Trump protest
Students at the University of Chicago participate in a walk-out and rally to protest President-elect Donald Trump on Nov. 15, 2016 in Chicago, Illinois. Scott Olson/Getty Images

The Iowa chapter of the Council on American-Islamic relations called Tuesday for the FBI to investigate a note left on the door of Sudanese-American family calling them “terrorists” and telling them to “go home.”

Amar Samel, an American citizen who moved with family from Sudan in 2010, had been out attending a family gathering to mourn the death of his father on Friday night. When he returned home he encountered a handwritten note taped to the front door of his Iowa City home.

“You can all go home now. We don’t want n------ and terrorists here. #Trump.”

At the time the note was left, Samel’s wife and two children were in the house. “I did not believe what I was seeing,” Samel, who works as a night custodian at a local high school, told Cedar Rapids daily, The Gazette. “I live in a peaceful city, a liberal city that is accepting of diversity.”

The response Samel got from the police was less than reassuring. “He said, ‘Take it [the note] down and throw it away. There’s really nothing I can do,” Samel recounted, describing how the officer he spoke to over the phone refused to come to the house.

Interim Iowa City Police Chief Bill Campbell said Monday the initial response had been “absolutely unacceptable.” A detective was later assigned to investigate the hate crime.

However, the Iowa chapter of CAIR, the nation’s largest Muslim advocacy group, has said that doesn’t go far enough.

“Because this is just the latest in a growing number of post-election hate incidents targeting American Muslims and other minority groups, we urge the FBI to add its resources to the investigation,” said CAIR-Iowa Executive Director Miriam Amer.

The FBI reported Monday that the number of hate crimes against Muslims grew by 67 percent increase in 2015 from the previous year, to their highest total since the aftermath of the Sept. 11, 2001 terror attacks.
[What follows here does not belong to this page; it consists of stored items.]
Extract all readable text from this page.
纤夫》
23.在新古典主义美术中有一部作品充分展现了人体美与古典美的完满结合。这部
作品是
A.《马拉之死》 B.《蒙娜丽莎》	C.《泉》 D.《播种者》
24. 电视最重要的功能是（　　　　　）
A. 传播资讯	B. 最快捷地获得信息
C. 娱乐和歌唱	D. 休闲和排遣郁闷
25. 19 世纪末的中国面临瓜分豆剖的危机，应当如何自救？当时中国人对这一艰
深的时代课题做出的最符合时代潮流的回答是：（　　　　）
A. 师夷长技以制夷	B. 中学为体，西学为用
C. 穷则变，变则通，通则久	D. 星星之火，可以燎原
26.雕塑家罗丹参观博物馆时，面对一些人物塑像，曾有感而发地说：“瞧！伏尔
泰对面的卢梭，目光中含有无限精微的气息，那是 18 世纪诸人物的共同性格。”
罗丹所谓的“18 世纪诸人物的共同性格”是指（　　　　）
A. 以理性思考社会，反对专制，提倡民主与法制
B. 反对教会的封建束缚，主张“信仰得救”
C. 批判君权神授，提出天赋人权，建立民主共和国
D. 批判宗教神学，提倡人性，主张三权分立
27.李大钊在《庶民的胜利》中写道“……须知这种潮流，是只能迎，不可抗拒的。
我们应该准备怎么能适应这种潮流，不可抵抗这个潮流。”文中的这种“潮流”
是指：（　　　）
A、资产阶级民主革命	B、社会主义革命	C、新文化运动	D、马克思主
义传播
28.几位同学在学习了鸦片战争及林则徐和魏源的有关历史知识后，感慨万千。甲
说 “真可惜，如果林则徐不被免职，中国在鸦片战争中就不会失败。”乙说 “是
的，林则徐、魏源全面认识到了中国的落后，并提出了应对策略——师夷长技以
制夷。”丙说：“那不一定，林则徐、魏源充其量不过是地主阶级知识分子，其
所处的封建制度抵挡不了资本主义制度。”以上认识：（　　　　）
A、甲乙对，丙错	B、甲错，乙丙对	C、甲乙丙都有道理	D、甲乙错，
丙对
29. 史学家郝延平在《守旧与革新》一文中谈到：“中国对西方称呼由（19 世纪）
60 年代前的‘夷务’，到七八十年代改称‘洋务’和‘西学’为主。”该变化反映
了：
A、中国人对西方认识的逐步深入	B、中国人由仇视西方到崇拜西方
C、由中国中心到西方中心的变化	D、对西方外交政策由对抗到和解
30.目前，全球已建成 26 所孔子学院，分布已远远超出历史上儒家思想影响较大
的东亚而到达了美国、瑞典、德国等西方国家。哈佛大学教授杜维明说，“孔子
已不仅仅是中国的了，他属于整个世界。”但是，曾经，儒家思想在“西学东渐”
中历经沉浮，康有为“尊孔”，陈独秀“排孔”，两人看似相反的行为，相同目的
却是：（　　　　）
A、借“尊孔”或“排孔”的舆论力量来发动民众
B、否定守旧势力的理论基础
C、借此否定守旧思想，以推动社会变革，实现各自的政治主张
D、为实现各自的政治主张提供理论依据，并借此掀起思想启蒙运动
And reports suggest there has been another alarming spike since the election of Donald Trump as president-elect last week.

The Southern Poverty Law Center, which monitors hate crimes, published figures showing that between Wednesday of last week and Monday, there were more than 40 incidents of harassment and intimidation against Muslims and more than 130 that were anti-immigrant in nature.

During his campaign, Trump called for a ban on Muslims entering the country as well as for Muslims currently in the United States to be forced to register in a database. Trump came under further fire for appointing Stephen Bannon, who critics have called a racist, as his chief White House Strategist and senior counselor.

Reports that he has asked anti-Muslim conspiracy theorist Frank Gaffney to join his transition team have sparked further fear among Muslims. In the past, Gaffney, founder of the Center for Security Policy, has accused President Barack Obama of being a Muslim and claimed that the Muslim Brotherhood is infiltrating high levels of the U.S. government, including Hillary Clinton’s long-time aide Huma Abedin. The Southern Poverty Law Center calls Gaffney “one of America’s most notorious Islamophobes.”